Small businesses loan approvals saw record highs for a third consecutive month in August.
Small business loans at bigger banks were approved 20.4 percent of the time last month. That’s up from 20.1 percent in July. Data comes from the August 2014 Biz2Credit Small Business Lending Index.
The rate in August was the highest since the Great Recession and is a sign that bigger banks are becoming more willing to invest in small businesses. In fact, over the course of the last year, that approval rate has increased 15 percent, the research shows. In a release further detailing the results of the latest report, Biz2Credit CEO Rohit Arora explains:
“Big banks are utilizing their brand recognition and their investment in technology that makes processing of non-SBA loans more swift and efficient. As the economy has improved, and the optimism of small business owners seems to be strong, entrepreneurs are willing to invest in their growth potential. Big banks are aggressively pursuing small business loan-making and are attracting higher quality customers from competitors.”
Biz2Credit analyzes 1,000 small business loan applications filed each month at Biz2Credit.com to determine this rate. The research labels a big bank as one that has more than $10 billion in assets.
Conversely, that data also shows that small businesses were less successful in August than they had the previous month when applying for loans at small banks.

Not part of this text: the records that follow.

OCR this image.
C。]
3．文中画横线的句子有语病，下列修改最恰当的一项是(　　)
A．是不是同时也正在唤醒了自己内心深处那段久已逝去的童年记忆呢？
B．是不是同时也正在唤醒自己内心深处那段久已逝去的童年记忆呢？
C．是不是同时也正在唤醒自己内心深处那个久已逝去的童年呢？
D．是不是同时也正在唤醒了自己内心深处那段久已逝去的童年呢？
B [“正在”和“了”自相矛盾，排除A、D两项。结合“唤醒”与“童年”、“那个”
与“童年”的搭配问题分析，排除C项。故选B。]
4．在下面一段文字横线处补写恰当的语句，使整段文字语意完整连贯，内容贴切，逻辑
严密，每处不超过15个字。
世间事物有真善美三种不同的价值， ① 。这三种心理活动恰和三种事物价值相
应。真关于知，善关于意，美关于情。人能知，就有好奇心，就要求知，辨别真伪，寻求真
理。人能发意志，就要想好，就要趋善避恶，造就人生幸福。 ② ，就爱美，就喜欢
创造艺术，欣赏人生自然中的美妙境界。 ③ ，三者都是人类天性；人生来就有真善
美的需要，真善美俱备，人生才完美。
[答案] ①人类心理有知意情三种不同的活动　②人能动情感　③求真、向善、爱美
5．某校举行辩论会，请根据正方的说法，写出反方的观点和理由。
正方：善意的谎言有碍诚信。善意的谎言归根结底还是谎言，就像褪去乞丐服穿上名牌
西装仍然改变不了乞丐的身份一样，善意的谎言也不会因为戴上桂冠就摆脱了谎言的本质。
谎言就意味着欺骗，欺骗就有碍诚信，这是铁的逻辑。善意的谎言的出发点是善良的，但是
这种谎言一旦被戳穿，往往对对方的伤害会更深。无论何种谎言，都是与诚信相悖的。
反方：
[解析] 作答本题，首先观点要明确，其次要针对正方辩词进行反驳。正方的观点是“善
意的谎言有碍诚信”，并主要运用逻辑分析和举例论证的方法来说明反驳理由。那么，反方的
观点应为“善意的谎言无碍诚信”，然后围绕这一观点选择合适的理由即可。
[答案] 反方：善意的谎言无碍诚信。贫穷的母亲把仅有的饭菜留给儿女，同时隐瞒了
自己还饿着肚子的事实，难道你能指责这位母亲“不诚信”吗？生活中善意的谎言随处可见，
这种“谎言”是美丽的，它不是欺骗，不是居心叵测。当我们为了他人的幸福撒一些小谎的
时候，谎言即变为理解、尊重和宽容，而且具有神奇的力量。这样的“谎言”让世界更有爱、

The rate of approvals for small businesses from those institutions dropped to 50.6 percent in August from 50.9 in July.
Institutional lenders continue to give loans to small businesses at a steady rate. Last month, the approval rate was 59.4 percent, up slightly from 59.3 in July.
Arora says that institutional lenders – like insurance companies and credit funds – can offer a longer-term product (in this case, a loan) at a reasonable price. He says:
“Institutional investors are quickly becoming important players in small business lending, and they are taking market share from alternative lenders. Meanwhile, the interest rates charged by non-bank lenders continue to drop. This benefits entrepreneurs in search of capital.”
Biz2Credit’s data supports that statement, showing the approval rates for small business loans from alternative lenders like cash advance companies dropped to 62.7 percent last month. That’s the seventh consecutive month that rate has dropped, according to the report.
More in: Biz2Credit
I guess it can mean two things: more and more small businesses are being created which can be a good thing or so many businesses need help which is bad news. It is up to you on what you want to believe.
If big banks approval rates for small business loans are increasing, that means it must be good. Unlike before, big banks are processing the loan more swiftly; the economy is only getting better and better with more small companies coming up front. They are not going to have any financial problems, it seems so!
Confused in Aurora
Can we come to agreement on “small business?” Small Business Administration contracting guidelines allow ITT Space Systems, Carestream Health, and Harris Corp to do contracting work because of their small business status (source: http://www.democratandchronicle.com/story/money/business/2013/10/19/big-firms-winning-small-business-contracts/3070625/). At the same time, SBA 2012 Lending data combines both microbusiness and macrobusiness data, two largest sectors. Micro loans are between $0 and $100,000 and macro between $100,000 and $1,000,000. Average micro loan $13,000.
SBA data shows that from 2007, small business loans, see above, were decreasing on an increasing bases and forecasts that trend throughout 2014, however, small business loans are increasing in all other categories throughout 2013, except for micro and macro.
Micro to me are all those unemployed people in the construction trades and personal services that created their own businesses because of the economic woes of early 2000. When I walk down Main Street I know them to be small retailers, barbers, handymen, HVAC, and the like.
Know of a person that had $10,000,000 in real property, wholesale business which provided in excess of $450,000 net profit, and rental income $1,000,000 and a line of credit of $300,000 that was called and could not secure a loan to save his business.